News · OpenAI adiciona Folha de S.Paulo e UOL às respostas do ChatGPT no Brasil

Jul, 84 min de leitura
Frontend

OpenAI adiciona Folha de S.Paulo e UOL às respostas do ChatGPT no Brasil

A primeira parceria de mídia brasileira da OpenAI leva resumos e links de fonte de dois grandes veículos para dentro do ChatGPT — uma mudança que acontece inteiramente na interface de respostas que os usuários veem.

O que muda de fato na tela

A entrega concreta desse anúncio é uma mudança de exibição. A OpenAI afirma que os usuários do ChatGPT poderão "acessar jornalismo de alta qualidade e ver resumos baseados nas reportagens da Folha de S.Paulo e do UOL". Isso é uma questão de frontend, não de backend — o valor está no que aparece na resposta, como é identificado e para onde o link aponta.

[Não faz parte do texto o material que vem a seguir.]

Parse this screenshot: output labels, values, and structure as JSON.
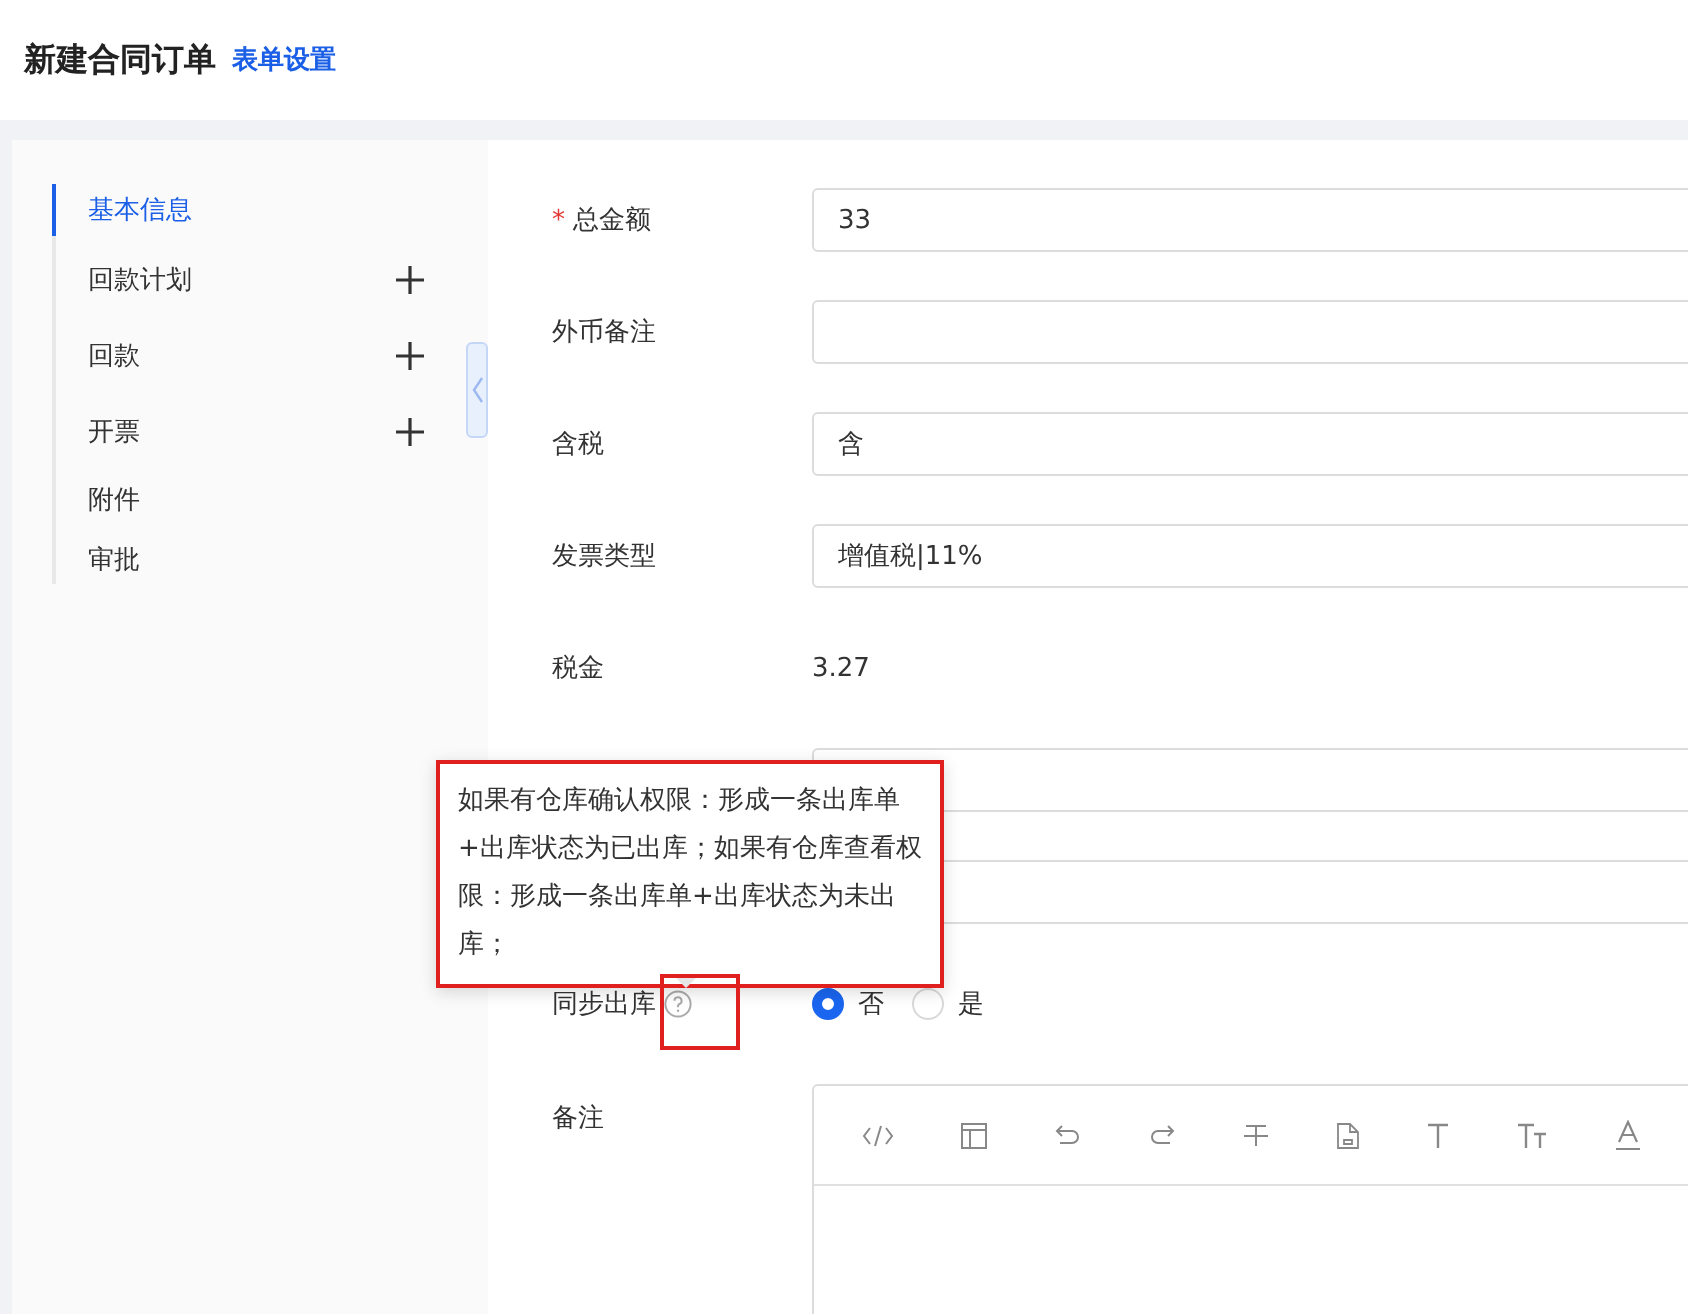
{
  "header": {
    "title": "新建合同订单",
    "link": "表单设置"
  },
  "sidebar": {
    "items": [
      {
        "label": "基本信息",
        "selected": true,
        "addable": false
      },
      {
        "label": "回款计划",
        "selected": false,
        "addable": true
      },
      {
        "label": "回款",
        "selected": false,
        "addable": true
      },
      {
        "label": "开票",
        "selected": false,
        "addable": true
      },
      {
        "label": "附件",
        "selected": false,
        "addable": false
      },
      {
        "label": "审批",
        "selected": false,
        "addable": false
      }
    ]
  },
  "form": {
    "rows": [
      {
        "kind": "input",
        "label": "总金额",
        "mark": "*",
        "value": "33"
      },
      {
        "kind": "input",
        "label": "外币备注"
      },
      {
        "kind": "input",
        "label": "含税",
        "value": "含"
      },
      {
        "kind": "input",
        "label": "发票类型",
        "value": "增值税|11%"
      },
      {
        "kind": "text",
        "label": "税金",
        "value": "3.27"
      },
      {
        "kind": "input"
      },
      {
        "kind": "input"
      },
      {
        "kind": "radio",
        "label": "同步出库",
        "help": true,
        "options": [
          {
            "label": "否",
            "selected": true
          },
          {
            "label": "是",
            "selected": false
          }
        ]
      },
      {
        "kind": "editor",
        "label": "备注"
      }
    ]
  },
  "tooltip": {
    "text": "如果有仓库确认权限：形成一条出库单+出库状态为已出库；如果有仓库查看权限：形成一条出库单+出库状态为未出库；"
  }
}
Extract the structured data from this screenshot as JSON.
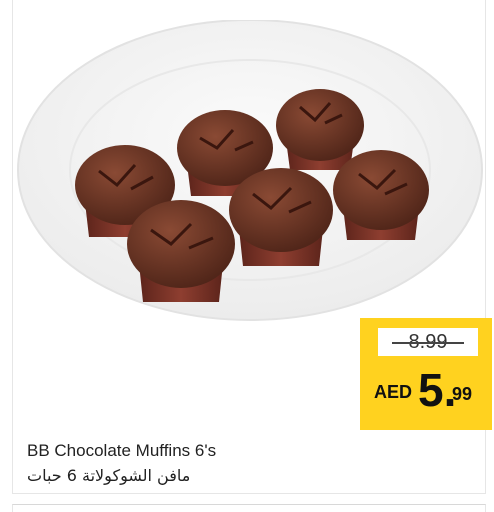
{
  "product": {
    "name_en": "BB Chocolate Muffins 6's",
    "name_ar": "مافن الشوكولاتة 6 حبات",
    "image_icon": "chocolate-muffins-plate-image"
  },
  "price": {
    "old": "8.99",
    "currency": "AED",
    "new_int": "5.",
    "new_dec": "99"
  },
  "colors": {
    "price_tag": "#ffd21f",
    "muffin": "#6b3425",
    "plate": "#f4f4f4"
  }
}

A OpenAI enquadra a integração em torno de três propriedades visíveis na interface: "atribuição, transparência e links de volta às fontes originais". Cada uma dessas é uma decisão de UI. Atribuição significa o nome do veículo visível junto ao resumo. Transparência significa que o usuário consegue identificar que a resposta se baseia na Folha ou no UOL, e não numa mistura sem fonte. Links de volta significam que a resposta é uma porta de entrada, não um ponto final — o leitor pode clicar e ir até a matéria original.

Para quem constrói experiências de resposta com IA, essa é a parte mais interessante: a parceria é definida por como o conteúdo é apresentado na resposta, não apenas por o modelo conseguir produzi-lo.

A escala que faz a interface de resposta importar

O anúncio traz números concretos por trás desse alcance. A OpenAI cita "mais de 900 milhões de usuários ativos semanais do ChatGPT em todo o mundo" como público desses resumos, e descreve o Brasil como "um dos maiores mercados do ChatGPT globalmente, com mais de 50 milhões de usuários ativos mensais e cerca de 140 milhões de mensagens trocadas por dia".

Esses números explicam por que uma integração de exibição justifica uma parceria formal. Com 140 milhões de mensagens por dia em um único país, colocar o nome de um veículo e um link de fonte clicável dentro das respostas se torna, por si só, um canal de distribuição. O espaço de frontend — as poucas linhas de um resumo e a citação abaixo dele — é o produto que está sendo negociado.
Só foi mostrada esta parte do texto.